Вот что-то было и в этот раз — он затих. Павел также не знал, как ему быть, не особо расстраивался или крутился. Привлёк отца.
— Выручай, папашка!
— Чтоб ты делал без меня? — выдал тот, связываясь с тёмными личностями, орудующими под его протекцией в городе.
Заждался ответа.
— Кого надо найти и как быстро по времени? — снова обратился он к отпрыску.
— Егора…
— Фомина, что ли?
— Ага, его…
— Ты что! Он же сотрудник ФСБ…
— Так, а я о чём — он нужен ни мне, а Фетисову — и живым…
— Приказал те этот полкан?
— Ну да…
— Мудак! Совсем обнаглел, скотина! Отбились от рук! А ещё ФСБ…

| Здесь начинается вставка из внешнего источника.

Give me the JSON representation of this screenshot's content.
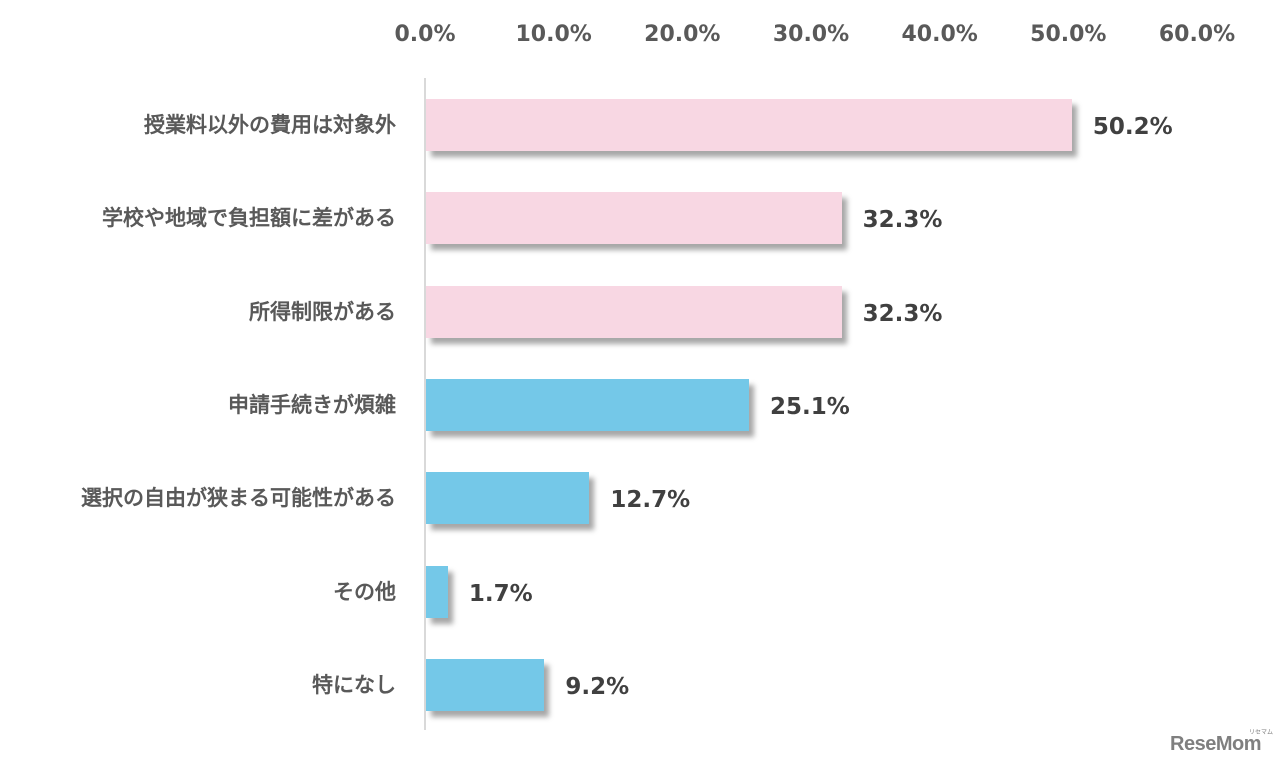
{
  "chart_data": {
    "type": "bar",
    "orientation": "horizontal",
    "title": "",
    "xlabel": "",
    "ylabel": "",
    "xlim": [
      0,
      60
    ],
    "x_ticks": [
      "0.0%",
      "10.0%",
      "20.0%",
      "30.0%",
      "40.0%",
      "50.0%",
      "60.0%"
    ],
    "x_axis_position": "top",
    "grid": false,
    "legend": null,
    "categories": [
      "授業料以外の費用は対象外",
      "学校や地域で負担額に差がある",
      "所得制限がある",
      "申請手続きが煩雑",
      "選択の自由が狭まる可能性がある",
      "その他",
      "特になし"
    ],
    "values": [
      50.2,
      32.3,
      32.3,
      25.1,
      12.7,
      1.7,
      9.2
    ],
    "value_labels": [
      "50.2%",
      "32.3%",
      "32.3%",
      "25.1%",
      "12.7%",
      "1.7%",
      "9.2%"
    ],
    "bar_colors": [
      "#f8d7e3",
      "#f8d7e3",
      "#f8d7e3",
      "#74c8e8",
      "#74c8e8",
      "#74c8e8",
      "#74c8e8"
    ]
  },
  "colors": {
    "highlight_bar": "#f8d7e3",
    "normal_bar": "#74c8e8",
    "text": "#595959",
    "value_text": "#404040"
  },
  "watermark": {
    "logo": "ReseMom",
    "sub": "リセマム"
  }
}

Усольцеву-старшему пришлось отвлечься от полемики с сыном и переключиться на того, кто наконец-то вышел с ним на связь. Чуть прояснил ситуацию для него, но не до конца.
— Это всё, что тебе надо от меня или…
— Или, папашка!
— Говори, не бойся, для тебя стараюсь, оболтуса… — видел уже Усольцев-старший сына в звании как минимум капитана, а не прочь был сразу произвести его в майоры, да не генерал, хотя почему бы и нет? Кто откажет? А уж тот ему, если будет за что наградить — не проблема! И у кого — тот, кто достаёт его сына, а соответственно самого Усольцева-старшего.
— Бабу — био…
— Чего? Кого-кого?! — не расслышал Усольцев-старший младшего.
— Био-бабу!
— Тебе плохо?
— А кому ща хорошо, папашка!
— Хорошо, как скажешь! Био-бабу, знать её и найдут вместе с Фоминым? Я правильно думаю — понял тебя: они неразлучная пара? Разлучить задумал? Сам на неё глаз положил, а на "друга" то, что в неё засунуть решил?
— Видел бы ты её, папашка, давно бы мамашку побоку пустил, а и всех своих "горемычных" девиц из гарема при "неотложке".
— Ну ты, не очень-то, оболтус! Цыц…
— Мать дома?!
— А где ж ей быть, как не здесь с нами!
Накаркали — оба.
— Ой, мальчишки! — обрадовалась она им. Те нечасто наведывались сюда. — Надо же, вот так удача!
— Извини, ма, у меня работа! Я побежал! — поспешил Павел скрыться от наставлений матери грозящих ему от после отца.
— И мне пора, любимая! Тоже работа! Да ещё и не своя! За оболтусом нашим придётся кое-чего подчищать!
— Опять какую-то девицу обрюхатил! Хотя бы познакомил с одной из них? А то может у нас давно есть внуки, и не подозреваем об том оба?
— Не беспокойся — нет. Я всё предусмотрел…
— Чё? Это как?
— Все проходят через меня…
— !?..
— Я это в том смысле: у гинеколога до визита к сыну и после. Даже абортов ни одной делать не пришлось.
— Господи, и с кем я живу! Хотя какое там — не живу, а мучаюсь! Разве это мужики, когда одно слово — мудаки! Повыродились!
— Да не начинай ты, любимая! Всё будет пучком — и внучков от нашего оболтуса дождёмся. Я это устрою — только скажи!
— То-то и оно: они нужны мне, а не ему! Не хочу испортить ему жизнь — одного тебя хватит…
— А что я и такое делаю, и не так? Когда стараюсь, как умею! И вроде бы, получается — помогать ему!
— Кто знает, когда давно всем известно: ненужная помощь — хуже вредительства!
— Ну, скажешь тоже, любимая…
— Мне хоть не ври!
— Ты чего? И это… чего ща было, любимая? А? Как мне тебя понимать?
— Твою… — не сдержалась супруга. — Я ведь всё слышала, а и знаю про твои неотложные дела и кортежи "медсестёр" в неотложке! Для этого и завёл себе реанимобиль?
— Ой, — схватился Усольцев-старший рукой за грудь.
— Что с тобой, милый?
— Не поверишь — се-се-сердце…
— Оно с левой стороны, а не с правой!
— Так вроде бы в груди — и даже по центру…
— Мне не ври, а и сыну не гони! Вот вы где у меня, кастраты! — сжала жена руку в кулак.
— Не понял! Это чё ща было, любимая?
— Ты никто — голодранец! Всё на мне — твоё состояние! Забыл? Так напомню!
— Любимая-А-А… — захрипел Усольцев-старший, и на этот раз, не собираясь ломать комедию. У него и впрямь защемило сердце.